At a recent best practices meeting in Castlegar, we got the opportunity to share ideas and initiatives with colleagues in leisure services and capitalize on successes from their operations. Attending this last one were our sister operations of Castlegar, Nelson, Salmo and Slocan Valley, as well as other partners in leisure services, including Trail, Beaver Valley and Rossland, so you can imagine the wealth of knowledge and expertise brought together in one room. It always turns out mostly everyone has similar issues with customer service, leisure guide production, program maintenance, operational issues — all aspects of the service, but saying that, there can be innovative ways of solving issues coming out of a different facility.

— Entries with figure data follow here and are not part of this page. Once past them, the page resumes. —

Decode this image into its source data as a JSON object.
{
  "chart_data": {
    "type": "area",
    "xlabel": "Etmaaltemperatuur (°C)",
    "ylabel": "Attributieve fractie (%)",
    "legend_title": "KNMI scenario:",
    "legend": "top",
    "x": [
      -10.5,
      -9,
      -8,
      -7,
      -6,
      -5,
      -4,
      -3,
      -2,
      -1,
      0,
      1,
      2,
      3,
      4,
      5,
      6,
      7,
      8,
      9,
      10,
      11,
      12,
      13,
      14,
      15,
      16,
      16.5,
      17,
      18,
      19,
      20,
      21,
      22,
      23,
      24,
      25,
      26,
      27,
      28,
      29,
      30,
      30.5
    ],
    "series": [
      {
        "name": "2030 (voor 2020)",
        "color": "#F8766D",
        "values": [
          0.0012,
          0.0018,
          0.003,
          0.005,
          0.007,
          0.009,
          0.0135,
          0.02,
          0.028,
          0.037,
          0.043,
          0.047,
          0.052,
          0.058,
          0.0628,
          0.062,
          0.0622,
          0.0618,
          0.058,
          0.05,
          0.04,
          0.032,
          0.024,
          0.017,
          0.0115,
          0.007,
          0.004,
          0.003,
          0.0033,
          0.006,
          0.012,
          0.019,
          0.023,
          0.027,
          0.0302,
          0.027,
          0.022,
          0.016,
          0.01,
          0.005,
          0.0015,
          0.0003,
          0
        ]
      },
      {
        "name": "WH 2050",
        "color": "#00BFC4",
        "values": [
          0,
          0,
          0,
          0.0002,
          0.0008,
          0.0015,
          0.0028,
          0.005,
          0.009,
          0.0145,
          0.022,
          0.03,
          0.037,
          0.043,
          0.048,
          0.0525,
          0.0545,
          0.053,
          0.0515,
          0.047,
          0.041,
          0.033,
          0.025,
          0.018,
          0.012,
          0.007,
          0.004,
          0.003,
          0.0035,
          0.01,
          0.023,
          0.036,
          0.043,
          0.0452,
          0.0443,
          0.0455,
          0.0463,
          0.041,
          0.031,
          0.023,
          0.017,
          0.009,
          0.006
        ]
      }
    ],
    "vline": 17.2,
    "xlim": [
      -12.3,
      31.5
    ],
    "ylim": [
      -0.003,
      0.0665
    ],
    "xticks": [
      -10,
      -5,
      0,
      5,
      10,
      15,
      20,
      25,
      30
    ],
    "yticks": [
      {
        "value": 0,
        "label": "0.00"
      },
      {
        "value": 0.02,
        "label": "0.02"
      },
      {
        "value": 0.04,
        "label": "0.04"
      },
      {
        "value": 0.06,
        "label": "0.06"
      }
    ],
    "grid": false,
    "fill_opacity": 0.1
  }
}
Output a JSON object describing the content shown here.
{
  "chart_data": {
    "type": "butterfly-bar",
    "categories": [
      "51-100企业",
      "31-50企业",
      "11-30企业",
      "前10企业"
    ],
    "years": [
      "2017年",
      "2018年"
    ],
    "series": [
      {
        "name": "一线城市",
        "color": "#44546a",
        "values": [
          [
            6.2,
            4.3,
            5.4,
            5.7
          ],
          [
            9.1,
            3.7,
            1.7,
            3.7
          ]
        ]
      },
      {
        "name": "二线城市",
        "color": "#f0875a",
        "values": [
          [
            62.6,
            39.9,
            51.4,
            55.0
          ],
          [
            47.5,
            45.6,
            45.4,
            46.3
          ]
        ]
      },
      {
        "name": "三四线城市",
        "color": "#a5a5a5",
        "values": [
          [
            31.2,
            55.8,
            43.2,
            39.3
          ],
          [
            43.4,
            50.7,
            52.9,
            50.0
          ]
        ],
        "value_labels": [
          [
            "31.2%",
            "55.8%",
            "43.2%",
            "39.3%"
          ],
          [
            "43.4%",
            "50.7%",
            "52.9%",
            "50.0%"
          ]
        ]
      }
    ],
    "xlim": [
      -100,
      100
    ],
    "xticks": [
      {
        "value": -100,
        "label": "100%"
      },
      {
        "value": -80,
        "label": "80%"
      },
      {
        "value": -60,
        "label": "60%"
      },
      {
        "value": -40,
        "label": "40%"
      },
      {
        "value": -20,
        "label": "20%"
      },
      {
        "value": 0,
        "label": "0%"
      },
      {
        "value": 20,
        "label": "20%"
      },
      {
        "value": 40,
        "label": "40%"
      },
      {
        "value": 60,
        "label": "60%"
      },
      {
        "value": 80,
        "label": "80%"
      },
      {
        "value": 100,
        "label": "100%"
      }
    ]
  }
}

I’m not sure if you have been following the issue with Nelson aquatic centre, but it somewhat mirrors circumstances we had run into here with the arena repair project. Back at the end of January, they had some ceiling tiles fall into their pool from the suspended ceiling (similar to what you might see in an office building). They immediately shut the pool down for safety and have begun the long journey of repairs, which started with a planning process and schedule to make things right. They had to go through a hazardous materials assessment and as it turned out, involved dealing with paint that contained lead on the roof trusses. They are currently at the stage where all the pools are drained, scaffolding set up to access the entire ceiling area (no small feat as you are setting up in pools and decks with sloping sides and edges) and sandblasting has begun. Just to keep things interesting, all the sand and paint chips from the process have to be contained and relocated after the process — all on top of scaffolding 15 or 20 feet in the air.
Unfortunately, the impact to staff and public who would use or work at the facility is no small thing but they are working through the project carefully and thoughtfully. As we found in the arena project or even the facility enhancement project, anytime you start digging into an older building, there are always surprises and items you simply did not know about let alone plan for. As with everything, there are ripple effects and currently the pool at Castlegar is feeling the impact of the situation at Nelson through a huge increase in numbers as patrons travel to the closest pool in the area for lessons, recreational and organized swimming. It’s not a bad thing, but there is concern for the regulars who now find themselves in a significantly more crowded situation — like having your cousins come and live with you while their house gets built.
As with everything, this too will pass and both facilities will soon be back on stream in their regular efficient manner while other facilities might be dealing with a staffing issue or infrastructure problem elsewhere. Fortunately, through local means such as best practices and regional BC Recreation and Parks Association meetings right through to the provincial and national parks and recreation associations that have the decades of experience on a solid social foundation, we have the resources to take on the challenges faced through changing times and demographics.
Neil Ostafichuk is the recreation supervisor at the Creston and District Community Complex.